Cubs career highlights included a tape measure home run in ‘54 which cleared the left field wall and hit the third floor of one of the Waveland buildings (the wind was blowing out and the Cubs beat the Cardinals, 23-13). He was selected to play on the N.L. All Star team twice. In his first All-Star season, 1954, he came in to the game for Ray “Jabbo” Jablonski. The next year he continued his steady performance, going to the All-Star game behind Eddie Matthews.

In their wisdom, the Cubs front office decided to trade Jackson before the 1956 season. He was sought after by the Brooklyn Dodgers, who expected him to replace an aging Jackie Robinson at third. (Junior Gilliam had already bumped Robinson from second, and Gil Hodges was playing first). He went east with pitcher Don Elston (another one of my favorite Cubs) in return for third baseman Don Hoak, pitcher Russ “The Mad Monk” Meyer, and outfielder Walt “Moose” Moryn. (Hoak lasted one year with the Cubs, hit .222, and was traded; Meyer was injured—supposedly falling in the shower; but “Moose” had several productive years in the outfield.)

For Jackson, a trade to a first place team should have been a great career move, and he did get to play in the World Series in 1956, backing up Robinson at third. He holds a small spot in the record books for hitting a home run in the bottom of the ninth to tie a game with the Phillies. What makes that unusual is that the previous batter, Duke Snider, had hit a homer to draw the Dodgers within one, and the subsequent batter, Gil Hodges, homered on the first pitch to give the Dodgers the win. It’s apparently the only time a game has ended on three consecutive home runs.

Unfortunately, Randy was injured in a freak play at first base in 1957. As he was running to first, a high throw pulled Pirates first baseman Frank Thomas off the bag and he hit Jackson, causing a leg injury. Subsequently, Randy never again performed up to his usual level. He filled in at third and as a pinch hitter for the Dodgers for three years(including their first year as the Los Angeles Dodgers). He holds the distinction of hitting the last home run in Brooklyn Dodgers history.

He spent two years with the Indians, and then he was sent back to the Cubs in 1959 for one last undistinguished year before he retired.

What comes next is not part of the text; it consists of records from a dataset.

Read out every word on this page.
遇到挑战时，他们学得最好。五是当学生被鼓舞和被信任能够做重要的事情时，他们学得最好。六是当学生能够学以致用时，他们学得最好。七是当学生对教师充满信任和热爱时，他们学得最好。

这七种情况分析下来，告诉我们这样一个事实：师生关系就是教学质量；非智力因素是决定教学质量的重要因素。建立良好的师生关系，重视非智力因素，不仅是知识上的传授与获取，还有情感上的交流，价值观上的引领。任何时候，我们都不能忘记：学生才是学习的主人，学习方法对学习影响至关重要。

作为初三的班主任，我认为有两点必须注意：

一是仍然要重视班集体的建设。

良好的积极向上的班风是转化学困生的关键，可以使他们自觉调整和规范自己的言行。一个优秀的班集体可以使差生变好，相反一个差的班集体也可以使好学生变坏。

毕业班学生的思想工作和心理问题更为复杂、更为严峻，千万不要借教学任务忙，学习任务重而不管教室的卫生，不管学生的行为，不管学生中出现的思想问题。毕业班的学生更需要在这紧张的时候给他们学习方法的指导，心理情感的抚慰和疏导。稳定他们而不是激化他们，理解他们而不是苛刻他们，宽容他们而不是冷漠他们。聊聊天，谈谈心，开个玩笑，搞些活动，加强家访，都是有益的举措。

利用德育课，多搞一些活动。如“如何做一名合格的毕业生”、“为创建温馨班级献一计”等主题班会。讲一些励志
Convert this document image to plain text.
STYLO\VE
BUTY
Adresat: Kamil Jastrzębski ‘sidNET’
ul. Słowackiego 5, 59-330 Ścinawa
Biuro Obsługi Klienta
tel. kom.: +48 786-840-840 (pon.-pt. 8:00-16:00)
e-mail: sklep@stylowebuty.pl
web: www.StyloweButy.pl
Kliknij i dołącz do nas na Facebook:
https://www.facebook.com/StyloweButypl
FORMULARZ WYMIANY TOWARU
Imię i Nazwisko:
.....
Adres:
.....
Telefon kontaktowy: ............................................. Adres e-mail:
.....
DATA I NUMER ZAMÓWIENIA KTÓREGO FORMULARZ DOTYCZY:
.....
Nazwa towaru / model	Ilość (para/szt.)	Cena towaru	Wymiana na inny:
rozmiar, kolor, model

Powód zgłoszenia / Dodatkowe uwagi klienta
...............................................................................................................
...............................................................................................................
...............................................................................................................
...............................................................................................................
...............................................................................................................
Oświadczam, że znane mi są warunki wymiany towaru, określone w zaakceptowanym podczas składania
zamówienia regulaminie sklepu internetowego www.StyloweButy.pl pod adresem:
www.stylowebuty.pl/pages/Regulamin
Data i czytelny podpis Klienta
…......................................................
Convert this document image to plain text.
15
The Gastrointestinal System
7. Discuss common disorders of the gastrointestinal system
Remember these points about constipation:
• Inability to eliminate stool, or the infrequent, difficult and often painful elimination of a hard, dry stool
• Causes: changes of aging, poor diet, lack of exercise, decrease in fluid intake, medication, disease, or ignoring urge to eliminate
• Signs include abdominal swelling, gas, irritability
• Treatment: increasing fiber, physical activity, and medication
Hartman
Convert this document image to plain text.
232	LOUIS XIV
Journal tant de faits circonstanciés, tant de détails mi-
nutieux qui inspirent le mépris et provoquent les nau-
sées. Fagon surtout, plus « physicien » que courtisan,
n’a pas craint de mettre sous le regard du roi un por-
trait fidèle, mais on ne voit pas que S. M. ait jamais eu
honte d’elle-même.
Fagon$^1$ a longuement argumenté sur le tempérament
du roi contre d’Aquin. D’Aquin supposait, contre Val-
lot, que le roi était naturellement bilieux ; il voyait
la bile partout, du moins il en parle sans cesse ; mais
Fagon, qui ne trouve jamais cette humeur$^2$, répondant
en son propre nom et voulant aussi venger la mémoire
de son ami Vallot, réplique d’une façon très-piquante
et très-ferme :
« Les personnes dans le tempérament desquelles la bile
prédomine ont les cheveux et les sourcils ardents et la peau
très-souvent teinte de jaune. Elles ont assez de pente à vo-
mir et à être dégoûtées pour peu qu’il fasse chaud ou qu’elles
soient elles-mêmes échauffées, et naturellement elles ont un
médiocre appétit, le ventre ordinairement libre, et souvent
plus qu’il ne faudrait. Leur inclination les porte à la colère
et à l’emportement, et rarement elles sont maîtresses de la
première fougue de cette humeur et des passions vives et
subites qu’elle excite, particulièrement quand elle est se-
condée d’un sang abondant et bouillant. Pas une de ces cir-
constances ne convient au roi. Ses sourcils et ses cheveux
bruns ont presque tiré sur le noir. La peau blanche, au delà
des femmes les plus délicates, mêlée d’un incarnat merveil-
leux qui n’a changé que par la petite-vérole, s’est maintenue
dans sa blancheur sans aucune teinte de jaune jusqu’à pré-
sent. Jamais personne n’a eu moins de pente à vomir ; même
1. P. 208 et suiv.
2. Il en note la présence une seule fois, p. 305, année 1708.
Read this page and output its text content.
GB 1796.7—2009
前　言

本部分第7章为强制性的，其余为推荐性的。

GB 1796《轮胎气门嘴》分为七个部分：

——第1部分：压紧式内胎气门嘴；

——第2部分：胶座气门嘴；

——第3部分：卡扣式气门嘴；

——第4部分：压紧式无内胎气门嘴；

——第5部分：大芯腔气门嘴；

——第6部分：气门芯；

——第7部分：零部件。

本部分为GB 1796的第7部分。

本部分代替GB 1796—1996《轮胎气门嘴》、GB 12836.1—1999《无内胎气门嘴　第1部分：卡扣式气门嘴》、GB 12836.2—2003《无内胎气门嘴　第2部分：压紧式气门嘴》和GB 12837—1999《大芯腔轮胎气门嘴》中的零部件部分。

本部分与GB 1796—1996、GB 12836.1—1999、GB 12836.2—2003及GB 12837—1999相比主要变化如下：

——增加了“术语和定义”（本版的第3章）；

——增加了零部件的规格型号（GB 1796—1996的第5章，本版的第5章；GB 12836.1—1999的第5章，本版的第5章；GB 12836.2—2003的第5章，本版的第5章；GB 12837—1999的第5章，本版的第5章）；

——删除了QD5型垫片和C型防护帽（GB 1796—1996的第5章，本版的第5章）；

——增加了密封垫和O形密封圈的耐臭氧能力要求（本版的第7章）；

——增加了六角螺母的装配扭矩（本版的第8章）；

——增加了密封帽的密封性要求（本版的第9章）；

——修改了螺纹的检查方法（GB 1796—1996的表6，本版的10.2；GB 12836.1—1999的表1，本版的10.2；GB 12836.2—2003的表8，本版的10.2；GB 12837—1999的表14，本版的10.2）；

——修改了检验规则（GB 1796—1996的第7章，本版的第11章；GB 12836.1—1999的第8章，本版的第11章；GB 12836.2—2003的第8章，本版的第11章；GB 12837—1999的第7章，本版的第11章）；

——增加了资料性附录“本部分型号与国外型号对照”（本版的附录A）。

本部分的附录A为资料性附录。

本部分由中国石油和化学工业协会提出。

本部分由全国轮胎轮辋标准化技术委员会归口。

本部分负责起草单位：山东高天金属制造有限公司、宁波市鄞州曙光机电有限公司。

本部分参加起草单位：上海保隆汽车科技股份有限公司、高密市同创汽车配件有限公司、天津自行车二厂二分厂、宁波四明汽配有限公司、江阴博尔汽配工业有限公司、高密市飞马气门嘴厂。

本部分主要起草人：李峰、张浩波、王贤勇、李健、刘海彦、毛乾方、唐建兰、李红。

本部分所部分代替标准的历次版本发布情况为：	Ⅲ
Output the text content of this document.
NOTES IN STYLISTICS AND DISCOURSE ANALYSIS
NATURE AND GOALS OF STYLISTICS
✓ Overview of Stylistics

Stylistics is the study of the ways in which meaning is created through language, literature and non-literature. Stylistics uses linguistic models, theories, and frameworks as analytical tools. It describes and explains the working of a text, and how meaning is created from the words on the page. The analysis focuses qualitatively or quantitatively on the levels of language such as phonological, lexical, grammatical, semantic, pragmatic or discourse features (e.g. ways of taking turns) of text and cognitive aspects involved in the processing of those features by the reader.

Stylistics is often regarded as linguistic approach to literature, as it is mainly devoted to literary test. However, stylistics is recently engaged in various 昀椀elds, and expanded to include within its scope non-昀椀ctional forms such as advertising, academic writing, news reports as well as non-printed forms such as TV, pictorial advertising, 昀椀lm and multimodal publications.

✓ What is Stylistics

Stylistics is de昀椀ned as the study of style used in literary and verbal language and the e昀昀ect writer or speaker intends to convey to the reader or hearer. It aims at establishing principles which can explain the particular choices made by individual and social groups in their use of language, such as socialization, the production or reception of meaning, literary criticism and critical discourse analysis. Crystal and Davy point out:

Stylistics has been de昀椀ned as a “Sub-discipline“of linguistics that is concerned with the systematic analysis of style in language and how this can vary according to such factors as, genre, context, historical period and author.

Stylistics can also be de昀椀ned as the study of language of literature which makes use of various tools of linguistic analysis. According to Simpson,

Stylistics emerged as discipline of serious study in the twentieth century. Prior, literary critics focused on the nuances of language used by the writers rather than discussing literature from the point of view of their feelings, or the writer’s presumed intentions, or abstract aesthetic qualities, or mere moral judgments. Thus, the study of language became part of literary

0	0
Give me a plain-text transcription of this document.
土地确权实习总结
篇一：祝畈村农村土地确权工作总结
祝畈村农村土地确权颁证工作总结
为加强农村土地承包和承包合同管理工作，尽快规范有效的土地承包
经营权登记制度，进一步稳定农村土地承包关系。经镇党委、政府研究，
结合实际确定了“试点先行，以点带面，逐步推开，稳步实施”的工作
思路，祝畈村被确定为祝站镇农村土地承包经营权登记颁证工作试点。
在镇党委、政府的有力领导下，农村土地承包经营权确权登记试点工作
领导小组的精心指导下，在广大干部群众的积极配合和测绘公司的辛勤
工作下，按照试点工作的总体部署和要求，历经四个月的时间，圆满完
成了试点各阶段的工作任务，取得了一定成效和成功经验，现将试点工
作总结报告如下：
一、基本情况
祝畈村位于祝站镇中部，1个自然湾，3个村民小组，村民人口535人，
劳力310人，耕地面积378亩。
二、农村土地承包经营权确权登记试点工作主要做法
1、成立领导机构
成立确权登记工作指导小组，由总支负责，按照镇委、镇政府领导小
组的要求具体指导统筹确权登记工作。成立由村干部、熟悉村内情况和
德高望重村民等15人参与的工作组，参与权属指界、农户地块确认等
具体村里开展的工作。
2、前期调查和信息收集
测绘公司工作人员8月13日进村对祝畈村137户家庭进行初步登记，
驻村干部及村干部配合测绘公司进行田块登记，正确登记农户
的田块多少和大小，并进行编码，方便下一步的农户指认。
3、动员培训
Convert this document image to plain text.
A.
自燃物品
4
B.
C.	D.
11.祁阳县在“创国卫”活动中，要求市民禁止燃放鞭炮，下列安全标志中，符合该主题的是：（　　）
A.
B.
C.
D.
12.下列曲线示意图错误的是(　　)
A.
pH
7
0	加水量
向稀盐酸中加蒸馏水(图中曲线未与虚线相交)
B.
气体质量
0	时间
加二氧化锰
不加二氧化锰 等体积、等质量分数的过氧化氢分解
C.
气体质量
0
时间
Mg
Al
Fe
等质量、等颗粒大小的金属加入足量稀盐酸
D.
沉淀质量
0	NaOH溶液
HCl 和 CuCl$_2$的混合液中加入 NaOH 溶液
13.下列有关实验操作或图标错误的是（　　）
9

Jackson will always be overshadowed by the greatest Cub third basemen—Harry Steinfeldt (the guy they left out of the Tinker to Evers to Chance poem), Stan Hack, and the greatest of them all, Ron Santo. Aramis Ramirez may have put up bigger numbers, and Ron Cey made a great contribution to winning teams in the 80’s. Bill Madlock won two batting titles. But for a young fan in the 50’s, Handsome Ransom was a Cub hero.